Enfin un peu d’animation dans l’immeuble. Il y a longtemps que ça n’était pas arrivé et parfois, je reconnais, j’avoue y avoir pensé en me disant que décidément, personne ne faisait vraiment d’effort et qu’avec le genre de copropriétaires qui habitent ici, il en faudrait vraiment peu pour qu’il se passe enfin quelque chose qui sorte de l’ordinaire. Un petit effort, un simple geste pour montrer qu’on existe. Qu’on existait. Eh bien, ça y est, en cette fin d’octobre 2013, c’est arrivé. Tout d’un coup, on n’y croyait pas. Ça semblait inespéré et voilà que ça arrive. Ça ne prévient pas mais ça arrive. Et tout d’un coup, l’immeuble respire différemment. Oh bien sûr, je sais que pour la majorité des résidants, il n’y aura aucun intérêt réel pour cet événement et que l’indifférence voire le je-m’en-foutisme seront de mise. Mais peu me chaut, ce qui compte, c’est qu’il s’est enfin passé quelque chose. Et donc, ça mérite d’être signalé. Un événement à marquer d’une pierre (tombale) blanche. Ne pas oublier de mettre une croix dans l’éphéméride pour signaler la chose. Au risque de l’oublier. On ne sait jamais. Le temps passe et fait son travail de sape. Qui se souviendra de ça, dans quelques mois ?

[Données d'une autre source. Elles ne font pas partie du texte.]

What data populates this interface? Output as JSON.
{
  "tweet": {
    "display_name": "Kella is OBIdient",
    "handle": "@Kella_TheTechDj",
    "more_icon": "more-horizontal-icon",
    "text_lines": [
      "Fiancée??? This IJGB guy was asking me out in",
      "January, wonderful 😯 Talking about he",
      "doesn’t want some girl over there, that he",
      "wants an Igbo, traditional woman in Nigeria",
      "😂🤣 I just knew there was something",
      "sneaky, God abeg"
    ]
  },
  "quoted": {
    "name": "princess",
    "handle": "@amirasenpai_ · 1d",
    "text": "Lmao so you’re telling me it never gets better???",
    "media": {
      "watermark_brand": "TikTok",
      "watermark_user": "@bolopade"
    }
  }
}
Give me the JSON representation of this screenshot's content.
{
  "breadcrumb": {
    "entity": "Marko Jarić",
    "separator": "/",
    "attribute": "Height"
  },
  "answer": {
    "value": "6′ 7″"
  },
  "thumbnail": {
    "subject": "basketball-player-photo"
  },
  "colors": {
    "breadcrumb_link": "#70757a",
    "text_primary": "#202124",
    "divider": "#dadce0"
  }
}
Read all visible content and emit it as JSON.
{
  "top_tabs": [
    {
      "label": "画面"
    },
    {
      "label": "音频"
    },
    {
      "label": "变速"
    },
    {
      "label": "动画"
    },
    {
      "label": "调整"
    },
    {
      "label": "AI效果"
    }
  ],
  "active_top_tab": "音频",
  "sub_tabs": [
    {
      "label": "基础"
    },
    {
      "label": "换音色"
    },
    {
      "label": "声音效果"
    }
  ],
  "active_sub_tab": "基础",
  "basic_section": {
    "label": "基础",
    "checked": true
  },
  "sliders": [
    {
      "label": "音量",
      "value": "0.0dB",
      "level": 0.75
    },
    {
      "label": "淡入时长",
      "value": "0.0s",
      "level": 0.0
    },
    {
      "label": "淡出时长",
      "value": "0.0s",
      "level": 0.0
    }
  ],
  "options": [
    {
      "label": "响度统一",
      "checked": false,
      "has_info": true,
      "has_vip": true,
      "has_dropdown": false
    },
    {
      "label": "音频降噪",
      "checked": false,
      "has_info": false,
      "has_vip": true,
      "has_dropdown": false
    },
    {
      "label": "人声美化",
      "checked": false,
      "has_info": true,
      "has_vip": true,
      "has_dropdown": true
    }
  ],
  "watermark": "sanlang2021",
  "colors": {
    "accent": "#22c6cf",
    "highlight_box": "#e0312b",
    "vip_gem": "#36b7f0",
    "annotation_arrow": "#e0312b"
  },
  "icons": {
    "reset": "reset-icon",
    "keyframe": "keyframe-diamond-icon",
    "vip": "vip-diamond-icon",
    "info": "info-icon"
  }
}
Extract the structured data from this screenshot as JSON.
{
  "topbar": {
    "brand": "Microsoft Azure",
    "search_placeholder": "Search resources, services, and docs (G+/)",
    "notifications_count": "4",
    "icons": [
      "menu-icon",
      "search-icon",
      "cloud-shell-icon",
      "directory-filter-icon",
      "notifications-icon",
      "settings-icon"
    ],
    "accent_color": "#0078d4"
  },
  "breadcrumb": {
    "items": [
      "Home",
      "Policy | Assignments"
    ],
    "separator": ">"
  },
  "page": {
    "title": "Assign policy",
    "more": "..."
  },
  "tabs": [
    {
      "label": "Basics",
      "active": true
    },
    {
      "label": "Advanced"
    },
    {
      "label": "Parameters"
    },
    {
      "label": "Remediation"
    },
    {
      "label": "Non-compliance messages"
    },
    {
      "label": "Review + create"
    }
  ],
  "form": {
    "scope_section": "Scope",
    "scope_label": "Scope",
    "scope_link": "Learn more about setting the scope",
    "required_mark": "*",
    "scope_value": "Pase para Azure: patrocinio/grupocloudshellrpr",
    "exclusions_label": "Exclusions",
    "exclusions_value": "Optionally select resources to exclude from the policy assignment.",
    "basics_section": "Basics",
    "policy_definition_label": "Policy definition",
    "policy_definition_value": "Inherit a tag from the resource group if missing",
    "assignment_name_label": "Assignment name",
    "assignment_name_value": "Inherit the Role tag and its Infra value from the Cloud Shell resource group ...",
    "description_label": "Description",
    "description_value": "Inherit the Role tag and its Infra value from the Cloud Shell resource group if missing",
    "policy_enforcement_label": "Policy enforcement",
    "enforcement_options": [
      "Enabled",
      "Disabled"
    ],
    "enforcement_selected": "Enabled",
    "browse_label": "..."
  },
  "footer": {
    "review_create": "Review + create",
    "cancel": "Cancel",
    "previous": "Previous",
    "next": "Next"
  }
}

Peut-être serai-je le seul. L’unique. Le premier, forcément. Mais aussi le dernier, par conséquence. Les premiers seront les derniers, dit-on dans l’almanach pas tout à fait Vermot des chrétiens catholiques. Mais comme je n’ai aucune certitude par rapport à ça, il faudrait que j’essaie d’entrer en contact avec lui mais je ne connais pas son prénom et encore moins son nom. Je regarderai la rubrique nécrologique de Sud Ouest, à la salle de sport, tout à l’heure ou alors, je consulterai le site avis-de-deces.net un de ces prochains jours et si je trouve son nom, j’entrerai en contact avec son esprit et je lui demanderai si j’ai des chances d’être sur le podium divin, un jour. Ça m’importe plutôt beaucoup ça et ça me rassérènerait si je pouvais le savoir d’ores et déjà. Alors donc, il est mort, le petit monsieur du deuxième, face ascenseur qui vivait en location avec sa femme et son beau-frère, le frère de sa femme. Une espèce de colocation familiale. Rien à voir avec les allocations du même nom mais en tout cas, ce n’était pas idiot de partager le même plafond. Dans un immeuble de huit étages, quand on habite au deuxième, on ne peut pas partager avec qui que ce soit. Juste un plafond. Et bientôt, il sera seul sous son couvercle.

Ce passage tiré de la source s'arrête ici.